In biomedical intelligence, QuantHealth and Owkin model the clinical world through fundamentally different lenses: one treats the trial as a simulated and adaptive population, while the other grounds intelligence in federated observational learning.
In prevention, Neko Health frames the body as a continuously updating physiological field while Prenuvo treats tit as a high-resolution archive to be periodically examined.
Each of these companies' approach is an ethical stance about what kind of evidence should guide therapeutic decisions, how the body should appear in data, and which temporalities of health are made legible.
Seen this way, the ethics of health technology lies not in compliance checklists but in the ontological commitments that shape which lives become knowable, actionable, or supported by care. An apparatus is ethical not because it avoids harm, but because it declares, with precision, the kind of world it is bringing into being.
Healthcare 3.1 — Towards Systems that Co-Author Realities
Healthtech sits at a key inflection point. As biology, computation, and ecological instability converge, health becomes an ecological condition, distributed across bodies, environments, and infrastructures.
In this expanded terrain, companies like Cityblock Health treat care as an ecological network rather than a clinical encounter, illustrating how new ontologies reorder not just medical workflows but entire systems of relation.
The next wave of health technology will not be defined by who gathers the most data, but by who articulates the clearest stance on what counts as health. Together, these shifts highlight a deeper question: not how much data we capture, but what world our measurements bring into being.
Healthcare 3.1 builds on diffractive logic by extending coherence across layers into ongoing coordination among phenomena, infrastructure, and user agency. It stays within the ontology of HealthTech 3.0 but expresses its mature, entangled form.

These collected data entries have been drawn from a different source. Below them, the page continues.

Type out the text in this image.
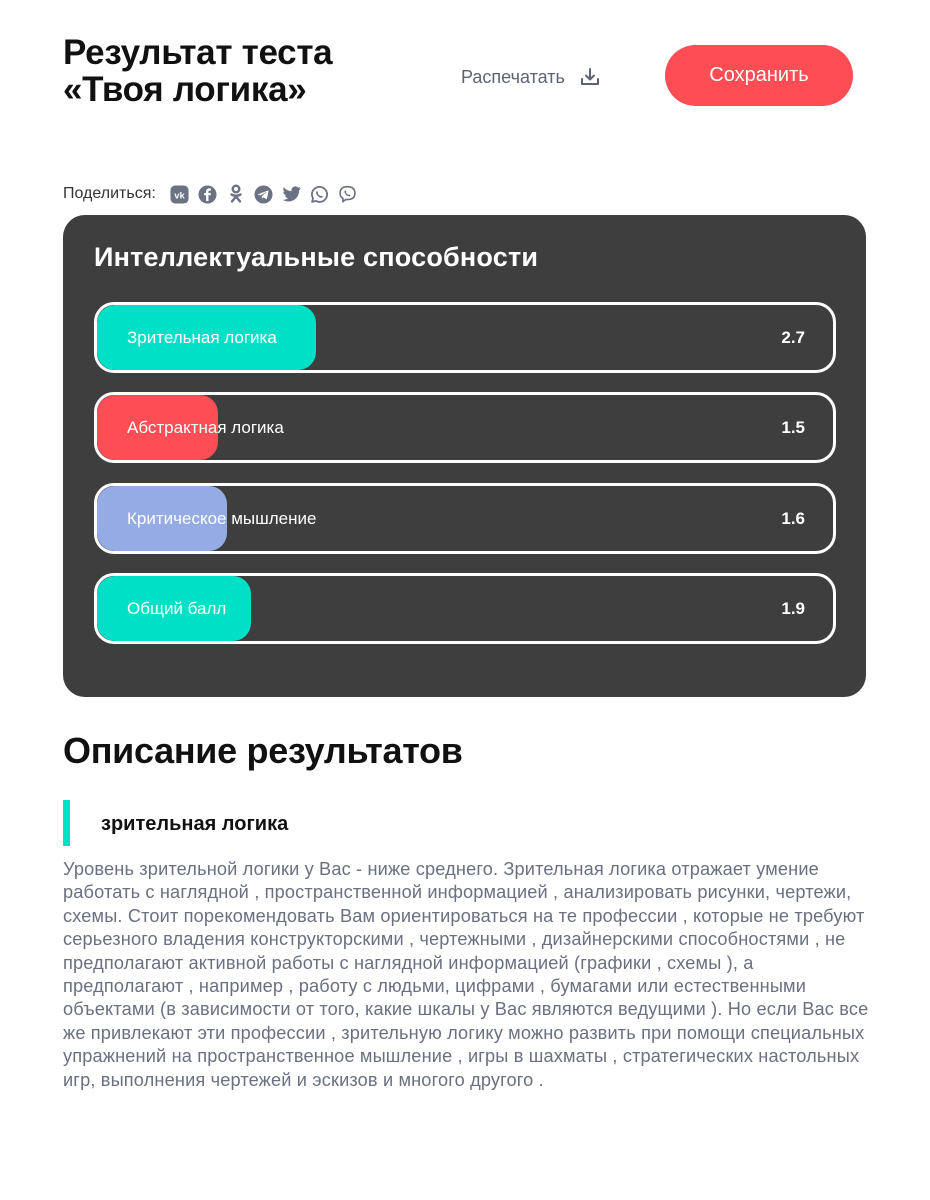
Результат теста
«Твоя логика»	Распечатать	Сохранить
Поделиться: vk
Интеллектуальные способности
Зрительная логика	2.7
Абстрактная логика	1.5
Критическое мышление	1.6
Общий балл	1.9
Описание результатов
зрительная логика

Уровень зрительной логики у Вас - ниже среднего. Зрительная логика отражает умение работать с наглядной , пространственной информацией , анализировать рисунки, чертежи, схемы. Стоит порекомендовать Вам ориентироваться на те профессии , которые не требуют серьезного владения конструкторскими , чертежными , дизайнерскими способностями , не предполагают активной работы с наглядной информацией (графики , схемы ), а предполагают , например , работу с людьми, цифрами , бумагами или естественными объектами (в зависимости от того, какие шкалы у Вас являются ведущими ). Но если Вас все же привлекают эти профессии , зрительную логику можно развить при помощи специальных упражнений на пространственное мышление , игры в шахматы , стратегических настольных игр, выполнения чертежей и эскизов и многого другого .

In this stage, health technologies move beyond optimization toward ontological design—systems that evolve with the realities they help create. Users become co-authors of insight, data becomes a living material, and measurement becomes inseparable from meaning. The most ambitious companies will treat ontology—not computation—as their primary intellectual property, recognizing that every product is, ultimately, a philosophy rendered in code.